Images were taken at P3L, P4E, P4M, P4L, P5E, P5M, P5L, and P6L (mouse ID #231, #239, #269, #270, #356); at P2L, P3E, P3M, P3L, P4E, P4M, P4L, P5L, and P6L (#260, #315); at P3L, P4L, P5L, and P6L (#205); at P3L, P4E, P4M, P4L, P5L, and P6L (#227); at P2L, P3E, P3M, P3L, P4E, P4M, P4L, P5E, P5M, and P5L (#313); at P2L, P3E, P4L, P5L, and P6L (#314). PXE, PXM, and PXM indicate around 4 a.m., noon, and 8 p.m. at postnatal day X (PX) as shown in Fig. 1a. Body weight was measured before or after each imaging session. Pups were returned to mothers during the interval between imaging sessions. Low body temperature, bleeding, chemical smell, and human smell of pups could result in neglect by mothers. Therefore, pups were kept on a warm heater and with mother’s bedding before returning to the mother. It was confirmed that TL-imaged pups received proper maternal care and drunk enough breast milk (Fig. 1c).

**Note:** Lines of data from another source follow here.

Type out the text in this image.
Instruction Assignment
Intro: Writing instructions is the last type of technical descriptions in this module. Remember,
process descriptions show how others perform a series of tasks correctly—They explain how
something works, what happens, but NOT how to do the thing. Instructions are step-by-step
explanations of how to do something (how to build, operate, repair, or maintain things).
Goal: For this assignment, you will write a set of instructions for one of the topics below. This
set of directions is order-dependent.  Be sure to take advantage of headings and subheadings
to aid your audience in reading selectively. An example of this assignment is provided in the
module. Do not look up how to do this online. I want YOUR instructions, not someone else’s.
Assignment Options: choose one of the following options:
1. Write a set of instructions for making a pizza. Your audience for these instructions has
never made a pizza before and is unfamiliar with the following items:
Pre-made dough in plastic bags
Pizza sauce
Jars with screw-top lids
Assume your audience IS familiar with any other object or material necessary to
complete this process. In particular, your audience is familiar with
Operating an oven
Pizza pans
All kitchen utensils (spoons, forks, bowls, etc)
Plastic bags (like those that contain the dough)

Histological analyses after the end of in vivo imaging confirmed that all analyzed neurons of both normal and ION-cut mice were located within the large-barrel field of the primary somatosensory cortex (see also Supplementary Table 1). Brain samples were prepared immediately after the P6L imaging session. Mice were decapitated, and brains were fixed with 4% paraformaldehyde (PFA) in 0.1 M PB at 4 °C for 1–3 days. For tangential sectioning, right hemispheres were flattened and transferred to 2% PFA/30% sucrose in 0.1 M PB. Flattened cortex was kept at 4 °C for 1–2 days and tangential slices (100 µm thick) were obtained with a ROM-380 freezing microtome (YAMATO). Slices were mounted with Anti-fade Mounting Medium52. Images were acquired by a TCS SP5 confocal microscope (Leica). The layout of the barrel map was identified by TCA-GFP signals.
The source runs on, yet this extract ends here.